COMMUNICEREN : EEN INGEWIKKELD PROCES

Dit stuk is geschreven voor mensen, die het niet vanzelfsprekend vinden dat ze het goed doen wanneer ze gesprekken voeren. Het lijkt vaak zo eenvoudig om met iemand een gesprek te voeren: maar er gebeuren tijdens gesprekken soms dingen, die je niet zo had bedoeld. En het gebeurt mogelijk nog vaker dat je er, ondanks al je goede bedoelingen, niet in slaagt om datgene te bewerkstelligen wat jou voor ogen stond. Hoe komt dat? Dat hangt waarschijnlijk samen met het feit, dat communiceren een ingewikkeld proces is. Er gebeuren altijd verschillende dingen tegelijkertijd. En dat maakt het moeilijk om op alles wat er gebeurt bedacht te zijn.

DE VIER REGELS VAN WATZLAWICK OVER COMMUNICATIE :
Er zijn vier regels, die als een soort wetmatigheden het communicatieproces bepalen. Wie beroepsmatig of anderszins veel gesprekken moet voeren, kan er voordeel bij hebben ze te kennen.

  1. Je kunt niet niet communiceren.
    Hiermee wordt bedoeld dat je, zo gauw je in de buurt komt van een ander, elkaar altijd beïnvloedt. Ook als je niets zegt of als je de ander negeert heeft dat betekenis.
  2. Mensen communiceren met woorden, maar vooral ook zonder woorden.
    Dit heeft te maken met de lichaamstaal: emoties worden vooral door het lichaam vertolkt. Het is niet toevallig zo boeiend om naar mensen te kijken: zij zijn expressief. Dat wil zeggen dat ze van alles laten zien, vaak zonder dat ze zich dat zelf bewust zijn. Men spreekt wel van een tweede communicatie-niveau (metacommunicatie): soms kan datgene wat iemand zegt in tegenspraak zijn met wat iemand 'uitstraalt'. Dat kan heel verwarrend zijn.
  3. Wat ik waarneem hoeft niet hetzelfde te zijn als wat de ander waarneemt.
    Veel conflicten komen voort uit het feit dat iemand meent, dat de ander het "verkeerd ziet'. Maar, wanneer iemand de zaken anders ziet, betekent dat nog niet dat hij/zij het verkeerd ziet.
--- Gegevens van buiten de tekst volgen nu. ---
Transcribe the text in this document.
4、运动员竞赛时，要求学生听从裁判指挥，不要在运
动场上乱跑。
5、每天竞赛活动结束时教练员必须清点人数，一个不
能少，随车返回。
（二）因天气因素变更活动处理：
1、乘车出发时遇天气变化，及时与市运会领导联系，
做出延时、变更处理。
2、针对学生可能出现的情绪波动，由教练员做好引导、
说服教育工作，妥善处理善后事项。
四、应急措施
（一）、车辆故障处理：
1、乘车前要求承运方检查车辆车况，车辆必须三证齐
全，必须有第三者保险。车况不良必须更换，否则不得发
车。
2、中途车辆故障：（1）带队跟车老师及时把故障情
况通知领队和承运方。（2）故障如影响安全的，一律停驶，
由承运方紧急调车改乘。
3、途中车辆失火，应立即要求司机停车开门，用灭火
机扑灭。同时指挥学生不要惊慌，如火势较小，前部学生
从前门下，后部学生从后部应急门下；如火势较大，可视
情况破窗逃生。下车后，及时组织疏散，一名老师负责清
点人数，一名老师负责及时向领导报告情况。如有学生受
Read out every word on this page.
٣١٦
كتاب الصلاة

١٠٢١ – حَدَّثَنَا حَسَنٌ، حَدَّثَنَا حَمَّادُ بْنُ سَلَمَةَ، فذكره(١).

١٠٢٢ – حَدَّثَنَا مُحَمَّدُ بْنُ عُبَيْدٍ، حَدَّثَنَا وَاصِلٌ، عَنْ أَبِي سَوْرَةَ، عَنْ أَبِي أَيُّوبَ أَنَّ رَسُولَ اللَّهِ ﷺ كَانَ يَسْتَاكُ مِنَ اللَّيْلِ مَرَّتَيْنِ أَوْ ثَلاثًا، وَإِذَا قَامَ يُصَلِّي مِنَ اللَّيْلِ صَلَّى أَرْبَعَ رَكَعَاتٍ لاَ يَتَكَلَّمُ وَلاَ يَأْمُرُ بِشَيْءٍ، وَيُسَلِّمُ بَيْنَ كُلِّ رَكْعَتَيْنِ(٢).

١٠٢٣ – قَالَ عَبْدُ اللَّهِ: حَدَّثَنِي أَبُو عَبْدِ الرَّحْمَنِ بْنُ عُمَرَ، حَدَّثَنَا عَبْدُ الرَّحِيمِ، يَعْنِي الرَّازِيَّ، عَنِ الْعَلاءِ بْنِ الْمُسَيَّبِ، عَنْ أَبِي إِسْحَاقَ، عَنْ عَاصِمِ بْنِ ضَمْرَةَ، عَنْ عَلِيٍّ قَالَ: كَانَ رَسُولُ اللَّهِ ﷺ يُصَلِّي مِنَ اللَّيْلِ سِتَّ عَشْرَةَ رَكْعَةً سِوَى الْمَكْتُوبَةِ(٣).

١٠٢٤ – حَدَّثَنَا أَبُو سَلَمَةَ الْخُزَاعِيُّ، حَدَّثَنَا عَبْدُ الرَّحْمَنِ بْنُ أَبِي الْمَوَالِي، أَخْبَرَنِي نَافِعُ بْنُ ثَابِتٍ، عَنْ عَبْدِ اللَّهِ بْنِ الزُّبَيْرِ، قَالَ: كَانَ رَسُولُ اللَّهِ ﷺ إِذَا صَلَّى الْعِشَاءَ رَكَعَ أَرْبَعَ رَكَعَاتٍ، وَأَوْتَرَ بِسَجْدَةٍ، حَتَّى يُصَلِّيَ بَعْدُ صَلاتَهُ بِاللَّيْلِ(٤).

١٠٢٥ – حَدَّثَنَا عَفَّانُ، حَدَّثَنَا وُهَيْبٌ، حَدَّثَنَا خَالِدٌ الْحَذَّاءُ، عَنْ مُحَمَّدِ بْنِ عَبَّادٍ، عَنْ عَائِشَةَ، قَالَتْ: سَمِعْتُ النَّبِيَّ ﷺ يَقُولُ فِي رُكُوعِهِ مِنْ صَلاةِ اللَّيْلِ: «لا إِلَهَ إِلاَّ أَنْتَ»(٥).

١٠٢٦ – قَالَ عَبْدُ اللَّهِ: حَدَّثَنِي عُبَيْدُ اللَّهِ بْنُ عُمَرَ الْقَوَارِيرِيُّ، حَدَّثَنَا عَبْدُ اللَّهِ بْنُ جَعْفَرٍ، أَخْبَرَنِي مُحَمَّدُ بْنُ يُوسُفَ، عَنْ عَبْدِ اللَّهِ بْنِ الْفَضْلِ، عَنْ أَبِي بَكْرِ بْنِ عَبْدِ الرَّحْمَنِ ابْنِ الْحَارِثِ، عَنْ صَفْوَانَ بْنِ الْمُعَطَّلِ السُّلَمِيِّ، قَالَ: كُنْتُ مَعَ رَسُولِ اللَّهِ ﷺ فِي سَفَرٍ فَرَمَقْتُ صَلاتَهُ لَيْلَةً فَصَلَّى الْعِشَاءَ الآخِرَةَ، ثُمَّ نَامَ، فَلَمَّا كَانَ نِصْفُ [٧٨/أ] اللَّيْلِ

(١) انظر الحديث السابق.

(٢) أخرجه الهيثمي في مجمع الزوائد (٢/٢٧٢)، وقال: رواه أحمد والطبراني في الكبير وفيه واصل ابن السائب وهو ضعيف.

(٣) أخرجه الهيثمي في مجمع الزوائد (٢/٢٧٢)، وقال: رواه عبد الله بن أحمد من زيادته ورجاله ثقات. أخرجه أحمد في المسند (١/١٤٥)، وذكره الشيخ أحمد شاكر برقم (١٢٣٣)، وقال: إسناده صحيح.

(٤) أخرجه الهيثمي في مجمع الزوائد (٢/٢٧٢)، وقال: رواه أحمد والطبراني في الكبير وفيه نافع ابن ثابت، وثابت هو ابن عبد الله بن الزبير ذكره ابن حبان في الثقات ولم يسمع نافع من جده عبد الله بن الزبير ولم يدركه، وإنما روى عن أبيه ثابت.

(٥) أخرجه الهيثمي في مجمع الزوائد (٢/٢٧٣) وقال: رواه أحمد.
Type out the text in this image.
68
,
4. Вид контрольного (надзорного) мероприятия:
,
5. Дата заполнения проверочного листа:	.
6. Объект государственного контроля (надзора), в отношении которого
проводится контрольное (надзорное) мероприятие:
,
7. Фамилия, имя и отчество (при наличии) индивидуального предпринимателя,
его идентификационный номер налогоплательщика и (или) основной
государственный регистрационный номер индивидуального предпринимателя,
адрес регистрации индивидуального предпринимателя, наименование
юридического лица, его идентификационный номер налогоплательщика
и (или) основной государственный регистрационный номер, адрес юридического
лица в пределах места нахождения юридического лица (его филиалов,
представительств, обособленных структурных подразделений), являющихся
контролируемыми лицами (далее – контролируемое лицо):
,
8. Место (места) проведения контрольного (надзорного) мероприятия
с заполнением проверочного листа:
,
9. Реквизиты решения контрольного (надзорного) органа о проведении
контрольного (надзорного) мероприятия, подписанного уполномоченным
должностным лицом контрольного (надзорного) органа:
Mensen zien vaak al snel wat ze willen zien: omdat dat zo in hun straatje te pas komt.
  4. Als mensen iets zeggen, zeggen ze ook iets over de manier waarop ze benaderd willen worden.
    De relatie tussen mensen is in sterke mate bepalend voor hun manier van communiceren. Tegen iemand die je goed kent praat je heel anders dan tegen een vreemde. Tegen iemand, van wie je afhankelijk bent praat je anders dan tegen een ondergeschikte. De communicatie loopt vast, wanneer iemand op een andere wijze wordt benaderd dan wordt verlangd.
EEN AANTAL ASPECTEN VAN COMMUNICATIE NADER BEKEKEN :

Inhoud en vorm.
Waar mensen met elkaar in gesprek zijn kun je een onderscheid maken tussen wat er gezegd wordt en hoe het gezegd wordt: inhoud en vorm van wat gezegd wordt kunnen elkaar versterken, maar ze kunnen elkaar ook tegenspreken. Soms worden op een vriendelijke toon de meest onvriendelijke dingen gezegd. En wat moet je dan geloven?

Subjectieve waarneming.
Wat je waarneemt (voor waar neemt!) is niet zelden gekleurd door je gevoelens en vooroordelen: als je een hekel aan iemand hebt ben je eerder geneigd om snibbig te reageren, dan wanneer er iemand aan het woord is die je graag mag. En als je hoofdpijn hebt ben je al gauw van mening dat de ander weer behoorlijk aan het zeuren is.

De betekenis van woorden,
De betekenis van woorden ligt niet vast. Vaak is het moeilijk om de goede woorden te vinden. Veel misverstanden komen voort uit het feit dat hetzelfde woord voor verschillende mensen verschillende betekenissen kan hebben: wat de één een grote tuin noemt kan in de ogen van een ander een piepklein tuintje zijn. Veelzeggend is ook het volgende citaat uit "Alice in Wonderland":

"Ik weet niet wat je bedoelt met glorie", zei Alice. Humpty Dumpty lachte verachtelijk en zei:"Natuurlijk weet je dat niet - tot ik het je vertel. Ik bedoelde: daar heb je een mooie doodslaander van een argument!"
"Maar glorie betekent niet een mooie doodslaander van een argument", wierp Alice tegen.
"Als ik een woord gebruik", zei Humptie Dumptie op nogal smalende toon, "dan betekent dat precies wat ik wil dat het betekent - niks meer en niks minder."
"De vraag is", zei Alice, "of je het wel kunt maken dat woorden zoveel verschillende dingen betekenen."
"De vraag is", zei Humptie Dumptie, "wie de baas is; dat is alles."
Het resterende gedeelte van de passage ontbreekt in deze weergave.